Kata-kata vs tindakan
Esposito juga mencatat bahwa mantan Presiden George W Bush mengunjungi masjid beberapa hari setelah serangan 11 September 2001 di New York City dan Washington, DC dan “membuat pernyataan yang sangat bagus” tentang Islam, tetapi terus jatuh dan menduduki Irak.
Meskipun memimpin apa yang disebut “perang melawan teror,” di mana umat Islam di seluruh dunia sangat dilecehkan, Bush secara lisan menolak kefanatikan terhadap orang Arab dan Muslim di awal pemerintahannya dan menekankan bahwa AS tidak memerangi Islam.
Setelah serangan 11 September, Esposito – yang juga merupakan direktur pendiri Pusat Pemahaman Muslim-Kristen Universitas Georgetown – menasihati Senator Biden saat itu dan anggota parlemen AS lainnya tentang Islam dan Timur Tengah.
Dia mengatakan Biden “terbuka” dan ingin memperdalam pemahamannya tentang masalah pada saat itu, tetapi banyak anggota parlemen yang sebelumnya tidak menganggap serius Timur Tengah.
“Sebagian besar senator atau anggota kongres memiliki seseorang di staf mereka yang menangani Timur Tengah, jadi mereka hanya akan mengandalkan orang itu yang kemudian akan menulis laporan untuk mereka,” kata Esposito kepada Al Jazeera.

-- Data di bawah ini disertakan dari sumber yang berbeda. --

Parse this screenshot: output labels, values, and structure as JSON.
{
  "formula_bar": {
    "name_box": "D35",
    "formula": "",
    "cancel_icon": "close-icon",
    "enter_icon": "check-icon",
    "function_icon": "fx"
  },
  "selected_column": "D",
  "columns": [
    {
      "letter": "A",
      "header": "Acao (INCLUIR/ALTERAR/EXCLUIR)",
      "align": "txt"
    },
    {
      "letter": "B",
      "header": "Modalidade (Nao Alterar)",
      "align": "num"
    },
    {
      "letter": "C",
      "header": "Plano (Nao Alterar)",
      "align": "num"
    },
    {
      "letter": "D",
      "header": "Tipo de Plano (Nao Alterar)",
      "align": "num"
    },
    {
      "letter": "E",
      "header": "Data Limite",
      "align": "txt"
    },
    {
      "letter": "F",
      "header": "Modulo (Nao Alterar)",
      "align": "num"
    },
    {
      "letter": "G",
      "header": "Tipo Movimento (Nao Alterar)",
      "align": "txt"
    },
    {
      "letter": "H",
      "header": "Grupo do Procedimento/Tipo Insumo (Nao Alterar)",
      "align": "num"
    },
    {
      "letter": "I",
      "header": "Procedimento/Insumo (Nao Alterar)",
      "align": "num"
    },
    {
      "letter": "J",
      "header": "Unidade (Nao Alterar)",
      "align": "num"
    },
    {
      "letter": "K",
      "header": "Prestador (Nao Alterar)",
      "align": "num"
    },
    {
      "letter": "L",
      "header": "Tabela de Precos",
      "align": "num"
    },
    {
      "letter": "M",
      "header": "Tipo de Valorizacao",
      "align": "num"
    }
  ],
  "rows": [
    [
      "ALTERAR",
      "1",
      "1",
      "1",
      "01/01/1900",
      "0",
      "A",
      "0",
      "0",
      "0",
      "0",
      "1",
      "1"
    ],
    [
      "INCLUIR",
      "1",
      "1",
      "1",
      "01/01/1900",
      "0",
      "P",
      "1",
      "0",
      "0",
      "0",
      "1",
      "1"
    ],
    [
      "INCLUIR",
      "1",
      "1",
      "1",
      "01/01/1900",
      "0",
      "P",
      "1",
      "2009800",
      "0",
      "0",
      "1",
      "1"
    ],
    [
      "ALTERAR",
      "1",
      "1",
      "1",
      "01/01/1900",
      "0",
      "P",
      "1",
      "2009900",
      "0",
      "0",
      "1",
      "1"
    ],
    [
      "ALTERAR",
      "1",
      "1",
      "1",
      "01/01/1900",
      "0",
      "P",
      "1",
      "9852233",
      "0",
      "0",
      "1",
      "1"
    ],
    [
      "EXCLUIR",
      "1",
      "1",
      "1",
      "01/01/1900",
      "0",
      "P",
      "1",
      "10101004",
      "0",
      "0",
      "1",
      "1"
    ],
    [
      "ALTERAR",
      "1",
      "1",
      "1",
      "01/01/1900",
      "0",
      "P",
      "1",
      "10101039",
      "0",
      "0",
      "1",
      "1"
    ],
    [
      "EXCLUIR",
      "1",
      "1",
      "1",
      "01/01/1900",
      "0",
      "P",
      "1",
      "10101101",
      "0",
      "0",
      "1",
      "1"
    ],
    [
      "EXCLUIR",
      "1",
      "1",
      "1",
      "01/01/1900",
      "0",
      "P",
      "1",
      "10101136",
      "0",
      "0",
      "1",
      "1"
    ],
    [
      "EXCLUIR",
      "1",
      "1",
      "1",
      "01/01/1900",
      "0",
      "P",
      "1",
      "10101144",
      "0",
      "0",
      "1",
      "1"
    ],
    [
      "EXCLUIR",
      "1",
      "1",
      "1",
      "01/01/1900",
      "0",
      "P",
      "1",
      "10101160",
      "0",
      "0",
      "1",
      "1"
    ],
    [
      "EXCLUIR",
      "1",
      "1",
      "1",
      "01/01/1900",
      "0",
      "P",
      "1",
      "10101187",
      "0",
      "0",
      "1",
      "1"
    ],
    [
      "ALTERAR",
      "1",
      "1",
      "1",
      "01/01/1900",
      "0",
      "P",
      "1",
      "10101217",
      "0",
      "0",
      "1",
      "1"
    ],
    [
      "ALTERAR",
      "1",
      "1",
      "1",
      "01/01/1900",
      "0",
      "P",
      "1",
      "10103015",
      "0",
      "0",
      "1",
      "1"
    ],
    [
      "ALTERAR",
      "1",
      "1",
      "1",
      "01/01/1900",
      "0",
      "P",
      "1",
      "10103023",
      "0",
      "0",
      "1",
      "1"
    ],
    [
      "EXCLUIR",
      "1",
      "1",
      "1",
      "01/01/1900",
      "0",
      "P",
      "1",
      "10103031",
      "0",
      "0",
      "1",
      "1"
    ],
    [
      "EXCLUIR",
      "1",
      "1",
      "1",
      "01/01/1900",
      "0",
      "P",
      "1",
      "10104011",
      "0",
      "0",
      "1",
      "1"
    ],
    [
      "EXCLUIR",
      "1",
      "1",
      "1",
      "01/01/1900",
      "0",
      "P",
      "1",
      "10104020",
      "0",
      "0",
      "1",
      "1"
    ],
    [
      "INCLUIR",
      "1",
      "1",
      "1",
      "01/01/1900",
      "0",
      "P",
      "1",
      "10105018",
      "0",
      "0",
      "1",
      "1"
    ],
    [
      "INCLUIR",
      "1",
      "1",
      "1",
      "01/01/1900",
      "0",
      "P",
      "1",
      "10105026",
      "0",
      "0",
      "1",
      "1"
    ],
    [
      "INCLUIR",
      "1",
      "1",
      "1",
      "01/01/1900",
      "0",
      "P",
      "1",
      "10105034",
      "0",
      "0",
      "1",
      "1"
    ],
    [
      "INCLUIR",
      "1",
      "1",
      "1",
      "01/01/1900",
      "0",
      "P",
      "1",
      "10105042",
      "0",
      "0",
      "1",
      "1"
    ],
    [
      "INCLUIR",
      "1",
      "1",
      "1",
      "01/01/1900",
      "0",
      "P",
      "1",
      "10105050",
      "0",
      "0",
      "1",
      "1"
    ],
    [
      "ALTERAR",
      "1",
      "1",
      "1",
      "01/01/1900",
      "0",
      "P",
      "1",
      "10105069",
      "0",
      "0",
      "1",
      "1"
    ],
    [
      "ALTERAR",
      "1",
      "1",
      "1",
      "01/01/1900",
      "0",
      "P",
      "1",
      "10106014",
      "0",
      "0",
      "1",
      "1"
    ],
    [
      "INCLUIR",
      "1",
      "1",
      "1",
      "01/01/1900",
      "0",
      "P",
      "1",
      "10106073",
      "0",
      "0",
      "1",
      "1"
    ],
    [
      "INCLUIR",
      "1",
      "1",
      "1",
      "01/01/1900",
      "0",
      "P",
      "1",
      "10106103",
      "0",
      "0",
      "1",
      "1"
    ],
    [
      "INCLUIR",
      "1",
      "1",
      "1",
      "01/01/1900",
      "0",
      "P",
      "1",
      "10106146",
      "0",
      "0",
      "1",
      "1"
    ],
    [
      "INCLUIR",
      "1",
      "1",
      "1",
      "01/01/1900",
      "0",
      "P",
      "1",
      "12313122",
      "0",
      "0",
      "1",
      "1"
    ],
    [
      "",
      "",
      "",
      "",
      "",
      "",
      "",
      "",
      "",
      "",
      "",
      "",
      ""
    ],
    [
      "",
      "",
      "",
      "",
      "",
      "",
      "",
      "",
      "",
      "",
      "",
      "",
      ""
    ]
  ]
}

Esposito dengan bercanda mengatakan bahwa dia berutang karirnya selama puluhan tahun, yang sebagian besar telah dikhususkan untuk mempromosikan pemahaman tentang Islam, pada revolusi Iran 1979 dan tokoh sentralnya, mantan Pemimpin Tertinggi Ruhollah Khomeini.
Dia mengatakan bahwa sementara Muslim tidak terlalu terlihat di AS pada saat itu, mereka sering digambarkan secara negatif di media.
“Ada (sebuah) perbandingan langsung bahwa seperti inilah agama mereka – ini adalah TV yang menunjukkan orang-orang setiap hari berteriak, ‘Matilah Amerika,'” kata Esposito, mengacu pada rekaman protes di Timur Tengah.
Sementara kesadaran Islam sebagai agama di AS telah berkembang jauh sejak saat itu, Esposito mengatakan bahwa sejumlah besar orang Amerika masih belum memiliki pemahaman yang baik tentang Islam.
Masalah lain yang dia uraikan adalah apa yang disebutnya “globalisasi Islamofobia.”
“Saya pikir globalisasi Islamofobia telah terlewatkan dalam arti bahwa Islamofobia sebenarnya tumbuh di Eropa – di negara-negara seperti Austria, di Inggris, di Jerman – dan tumbuh di negara-negara di mana mereka tidak memiliki banyak Muslim. ,” dia berkata.